‚Der nackte Mensch‘ – Maxim Gorkijs „Nachtasyl“ am AMG

In den Zeiten der Merkelraute und hochsommerlichen Temperaturen, die für gewöhnlich mit dem Abstumpfen intellektueller Feinfühligkeit einhergehen, kann die Aufführung des Literaturkurses der Q1 unter der gelungenen Leitung von Herrn Daniel Klisch als ‚kalter Weckruf‘ gedeutet werden. Die Aktualität des Stückes – dessen Erstaufführung immerhin schon über 100 Jahre in der Vergangenheit liegt – verblüffte sicherlich das hochinteressierte und am Ende begeisterte Publikum in der Aula des AMG. Die Besetzung der Inszenierung wusste bis in die Nebenrollen zu überzeugen und machte wieder einmal deutlich, dass Schülertheater Theater im besten Sinne des Wortes sein kann.

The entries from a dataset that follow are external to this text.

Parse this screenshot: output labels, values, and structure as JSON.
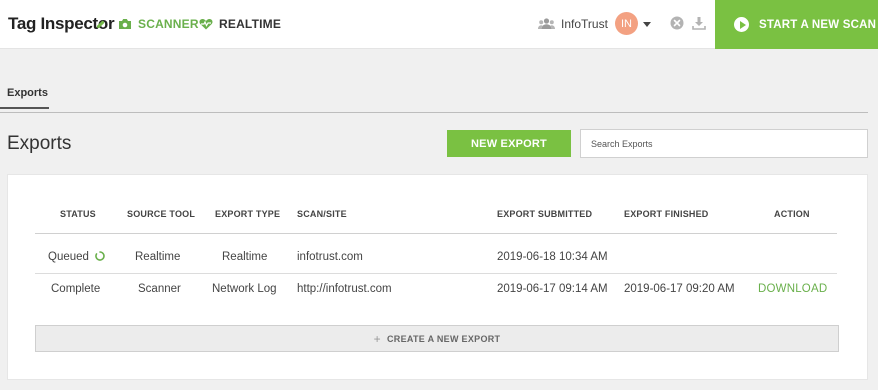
{
  "header": {
    "logo_text_before": "Tag Inspect",
    "logo_text_o": "o",
    "logo_text_after": "r",
    "nav": {
      "scanner_label": "SCANNER",
      "realtime_label": "REALTIME"
    },
    "account_name": "InfoTrust",
    "avatar_initials": "IN",
    "start_scan_label": "START A NEW SCAN",
    "colors": {
      "accent": "#7ac142",
      "avatar": "#f3a182"
    }
  },
  "tabs": [
    {
      "label": "Exports",
      "active": true
    }
  ],
  "page": {
    "title": "Exports",
    "new_export_label": "NEW EXPORT",
    "search_placeholder": "Search Exports"
  },
  "table": {
    "columns": [
      "STATUS",
      "SOURCE TOOL",
      "EXPORT TYPE",
      "SCAN/SITE",
      "EXPORT SUBMITTED",
      "EXPORT FINISHED",
      "ACTION"
    ],
    "rows": [
      {
        "status": "Queued",
        "source_tool": "Realtime",
        "export_type": "Realtime",
        "site": "infotrust.com",
        "submitted": "2019-06-18 10:34 AM",
        "finished": "",
        "action": ""
      },
      {
        "status": "Complete",
        "source_tool": "Scanner",
        "export_type": "Network Log",
        "site": "http://infotrust.com",
        "submitted": "2019-06-17 09:14 AM",
        "finished": "2019-06-17 09:20 AM",
        "action": "DOWNLOAD"
      }
    ]
  },
  "create_export_label": "CREATE A NEW EXPORT",
  "icons": [
    "camera-icon",
    "heart-pulse-icon",
    "users-icon",
    "close-circle-icon",
    "download-icon",
    "play-icon",
    "spinner-icon",
    "plus-icon"
  ]
}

Die sozialen Unterschiede des zaristischen Russlands – die im Original aufs Korn genommen werden – wurden in der AMG-Inszenierung auf die westliche Wohlstandsgesellschaft projiziert. Die aseptisch rein-weiße bessere Gesellschaftsschicht war durch die Bühnenerhöhung deutlich separiert von den vergessenen, abgeschriebenen und gescheiterten Existenzen. Im Unterschied zur aktuellen Medienrealität waren es in der Aufführung gerade die Verlierer der Gesellschaft, die – durchaus verblüffend eloquent – ihre missliche Lage reflektierten, wohingegen die finanziellen Gewinner des Systems ihrem stummen Hedonismus frönten (dies wurde dramaturgisch höchst effizient durch den Einsatz sinnentleerter Technobeats untermalt, die den Zuschauer unweigerlich die Verbindung zum postmodernistischen Hedonismus der American Psycho-Yuppies herstellen ließ).

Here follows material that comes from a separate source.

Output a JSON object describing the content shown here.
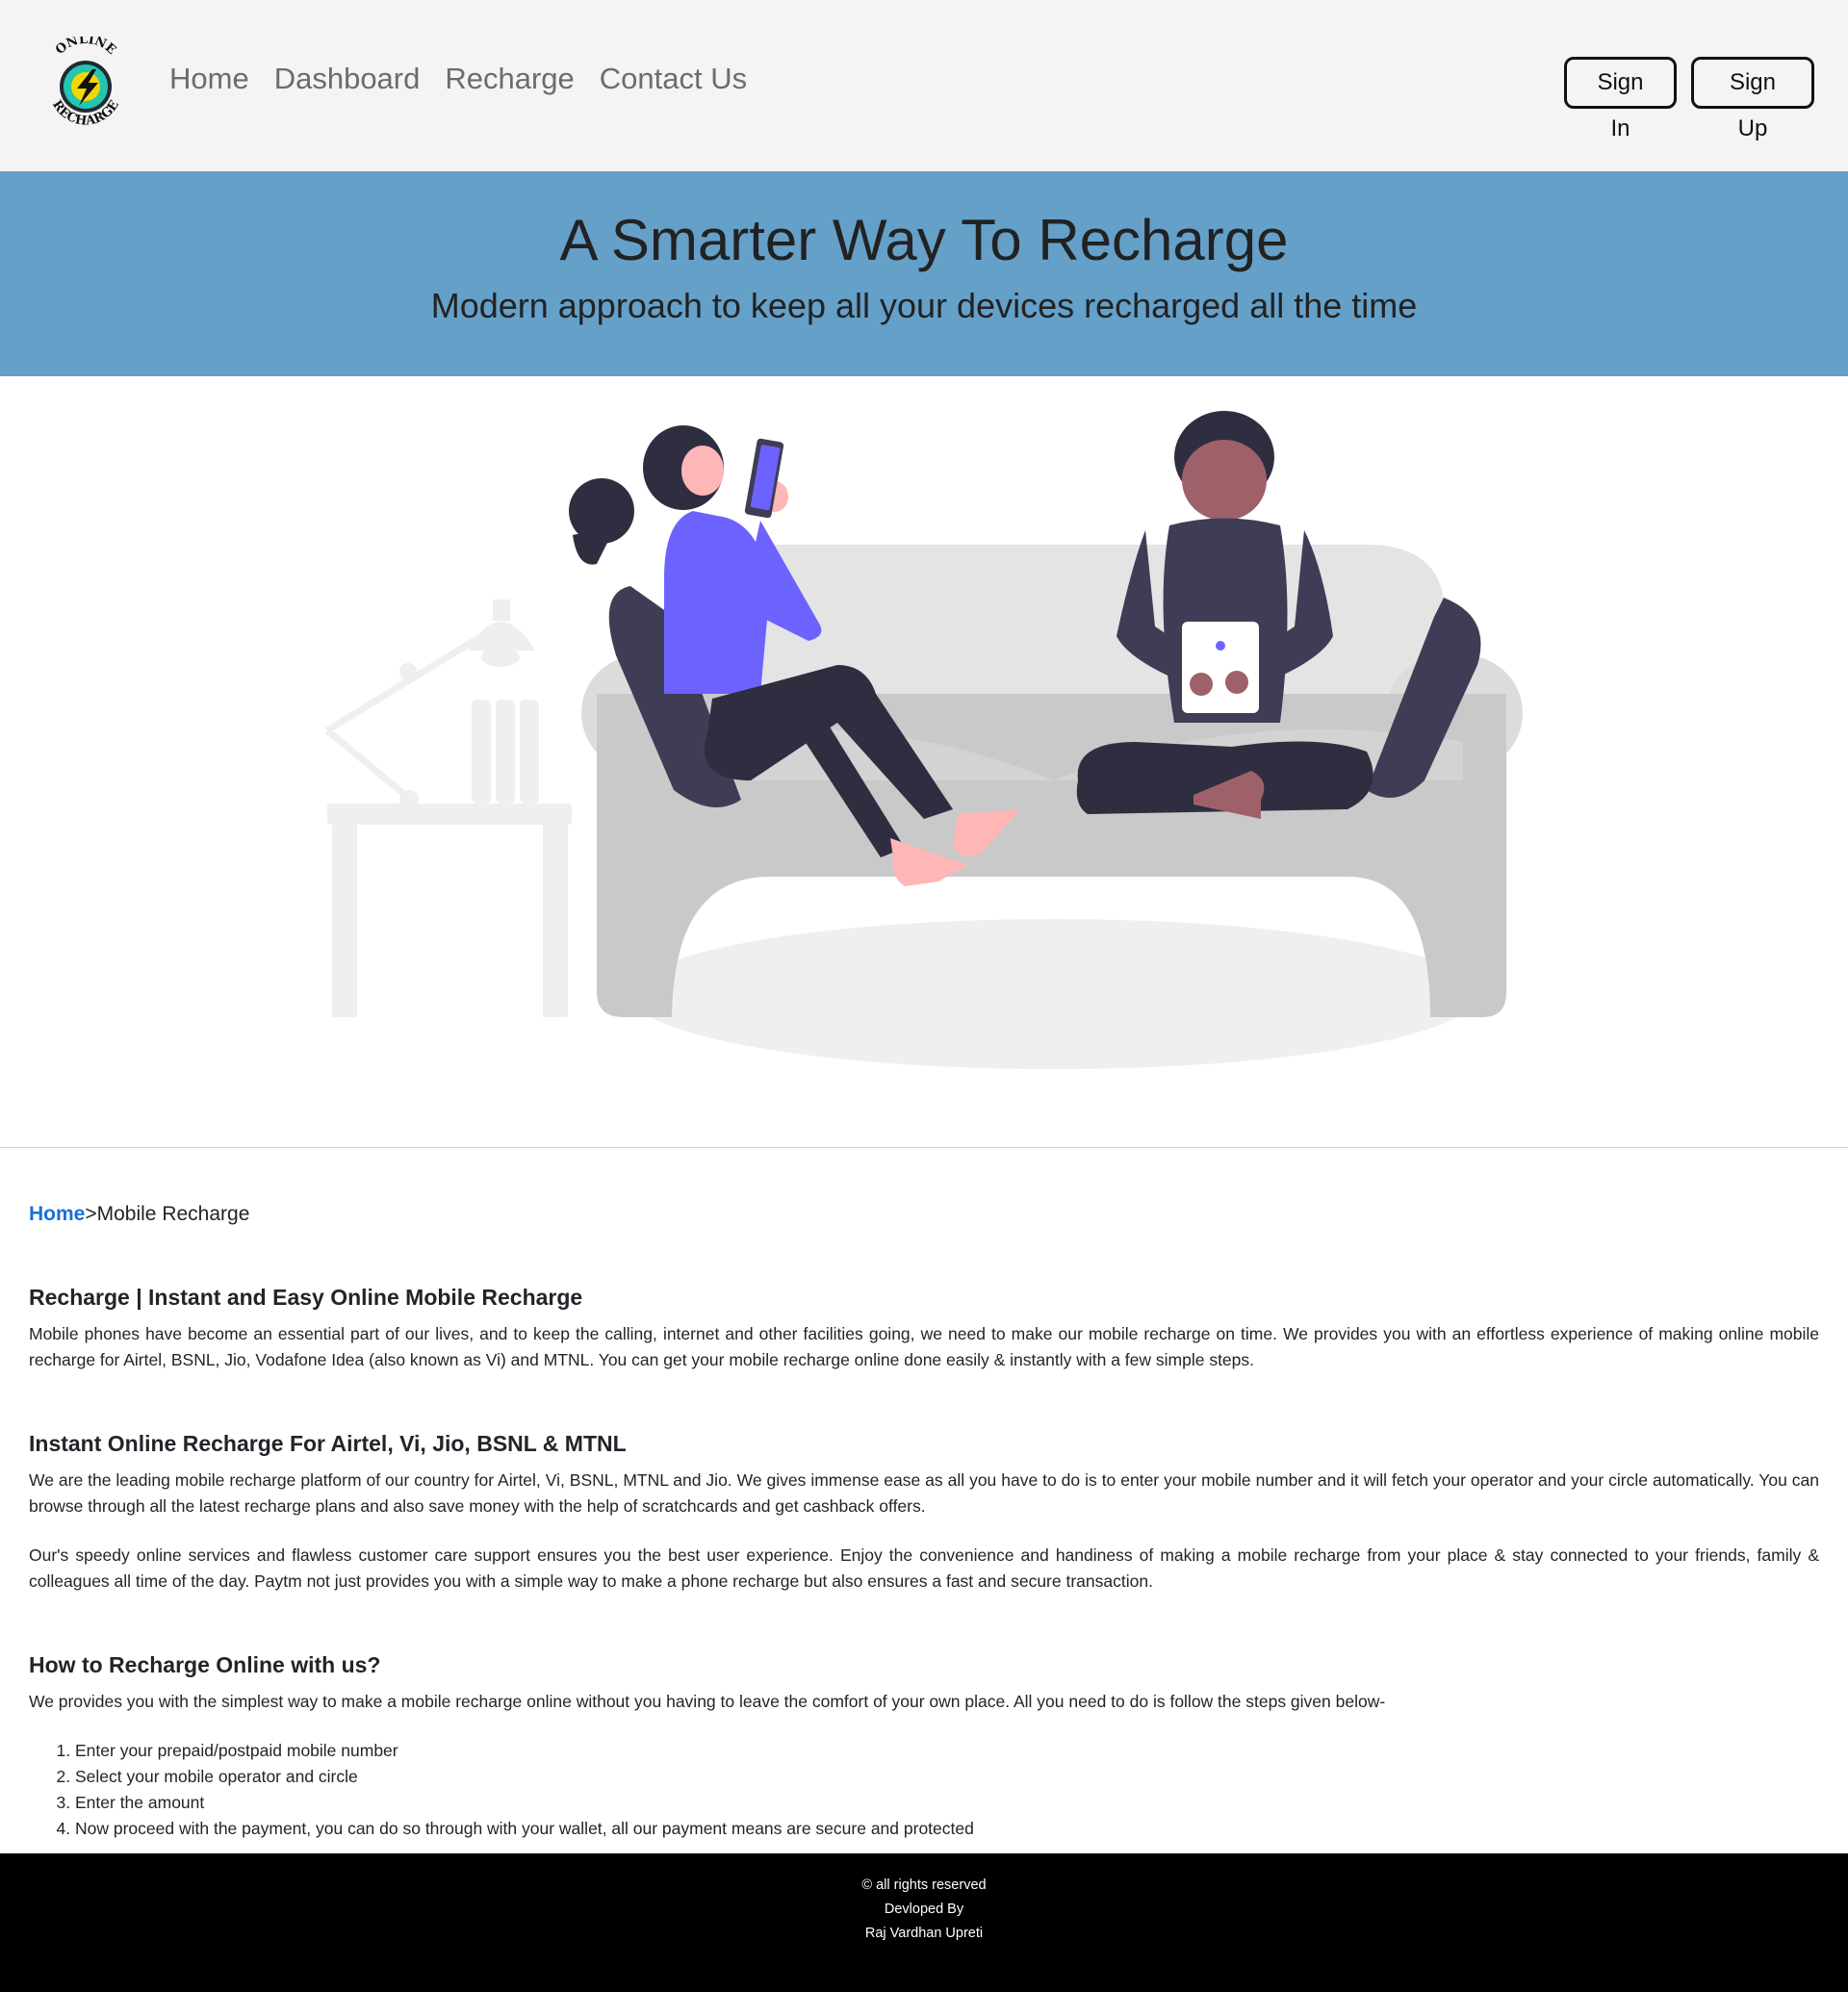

Neben anthropologischen (was macht einen Menschen zum Menschen) sowie moralischen Fragen (wie kann, respektive warum soll man gut handeln) stellte die Inszenierung nicht weniger als die bestehende Gesellschaftsordnung infrage. Die entscheidende Frage – was macht den Menschen in der Gesellschaft zum Verlierer oder Gewinner und was kann man gegen diesen Missstand ausrichten – wurde konsequenterweise nicht beantwortet.

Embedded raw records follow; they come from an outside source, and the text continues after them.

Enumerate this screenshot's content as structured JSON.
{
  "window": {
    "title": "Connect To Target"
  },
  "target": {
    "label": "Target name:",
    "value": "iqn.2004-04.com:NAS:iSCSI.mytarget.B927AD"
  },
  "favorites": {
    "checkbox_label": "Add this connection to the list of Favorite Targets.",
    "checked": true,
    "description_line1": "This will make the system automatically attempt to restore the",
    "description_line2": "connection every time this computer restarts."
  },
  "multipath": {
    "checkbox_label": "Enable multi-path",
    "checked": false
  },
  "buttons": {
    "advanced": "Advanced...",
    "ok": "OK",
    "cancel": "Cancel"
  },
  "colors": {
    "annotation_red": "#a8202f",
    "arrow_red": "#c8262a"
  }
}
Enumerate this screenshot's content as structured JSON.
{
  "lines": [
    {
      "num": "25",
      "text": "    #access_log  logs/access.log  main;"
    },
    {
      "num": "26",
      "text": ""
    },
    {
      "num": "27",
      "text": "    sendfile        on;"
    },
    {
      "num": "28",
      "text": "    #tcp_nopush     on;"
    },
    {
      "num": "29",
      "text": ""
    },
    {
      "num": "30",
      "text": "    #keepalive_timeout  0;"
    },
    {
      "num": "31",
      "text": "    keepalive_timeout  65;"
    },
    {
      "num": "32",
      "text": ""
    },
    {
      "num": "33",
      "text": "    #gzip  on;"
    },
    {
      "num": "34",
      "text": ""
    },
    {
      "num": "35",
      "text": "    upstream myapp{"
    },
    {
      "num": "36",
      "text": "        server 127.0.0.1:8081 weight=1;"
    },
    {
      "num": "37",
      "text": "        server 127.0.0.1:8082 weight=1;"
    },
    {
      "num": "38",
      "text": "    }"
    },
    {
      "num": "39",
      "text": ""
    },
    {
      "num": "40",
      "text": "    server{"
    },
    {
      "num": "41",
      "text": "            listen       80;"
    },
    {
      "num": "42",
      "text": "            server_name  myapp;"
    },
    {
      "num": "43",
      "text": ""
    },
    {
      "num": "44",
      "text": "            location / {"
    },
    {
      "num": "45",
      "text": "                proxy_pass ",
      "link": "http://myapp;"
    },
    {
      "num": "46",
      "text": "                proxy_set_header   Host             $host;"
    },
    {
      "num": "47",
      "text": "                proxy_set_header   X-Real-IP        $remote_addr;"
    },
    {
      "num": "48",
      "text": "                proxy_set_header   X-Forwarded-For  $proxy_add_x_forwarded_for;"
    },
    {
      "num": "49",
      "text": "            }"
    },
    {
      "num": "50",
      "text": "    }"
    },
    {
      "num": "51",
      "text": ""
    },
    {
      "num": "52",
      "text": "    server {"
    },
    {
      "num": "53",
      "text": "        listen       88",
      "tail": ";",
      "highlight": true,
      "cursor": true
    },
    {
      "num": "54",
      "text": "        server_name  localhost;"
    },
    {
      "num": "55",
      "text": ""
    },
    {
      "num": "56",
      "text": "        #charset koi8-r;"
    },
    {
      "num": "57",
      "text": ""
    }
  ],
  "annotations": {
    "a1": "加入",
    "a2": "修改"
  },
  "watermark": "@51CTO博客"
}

Zwei Hinweise der Inszenierung werfen diesbezüglich trotzdem Fragen auf. Zum einen die Rote-Kreuz-Kleiderbox und das Finale der Aufführung. Durch ersteres wurde ostentativ das zwar verständliche aber letztlich nur das eigene Gewissen beruhigende Gutmenschengehabe gespießt. Durch letzteres – in dem schwarz vermummte Gesellen die Bühne stürmten, die weiße Wohlstandswelt verwüsteten und das Graffito ‚Wir brauchen euer Mitleid nicht‘ und das schon seit langem sinnentleerten Anarchiesymbol auf Möbel und Wände sprühten – wurde ein pseudo-revolutionäres Szenario gezeichnet, das in seiner Ambivalenz eine kritische Deutung erfordert. Die Inszenierung gab keine Hinweise darauf, warum die wohlhabende Klasse ein Leben in Luxus leben kann (allgemeine kapitalismuskritische Grundideen wurden zwar angedeutet, doch nicht expliziert), auch muss gefragt werden, ob nicht Empathie ein erster Schritt hin zur Linderung der sozialen Missstände sein kann oder sein muss. Die Umkehrung der bestehenden Gesellschaftsordnung ohne konkretes revolutionäres Programm erscheint – vor allem vor dem Hintergrund des ideologischen Treibguts, das die Abgehängten der Gesellschaft darstellten – diskussionswürdig. Letztlich bleibt zu hoffen, dass sich sowohl die Schauspieler als auch der Großteil des Publikums des selbstkritischen Moments der Inszenierung im Bensberger Speckgürtel bewusst waren, und dass diejenigen, die ‚am Boden‘ liegen (so die wörtliche Bedeutung des Originaltitels) wieder mehr in den Fokus rücken – die AMG-Inszenierung hat sicherlich ihren Anteil dazu beigetragen.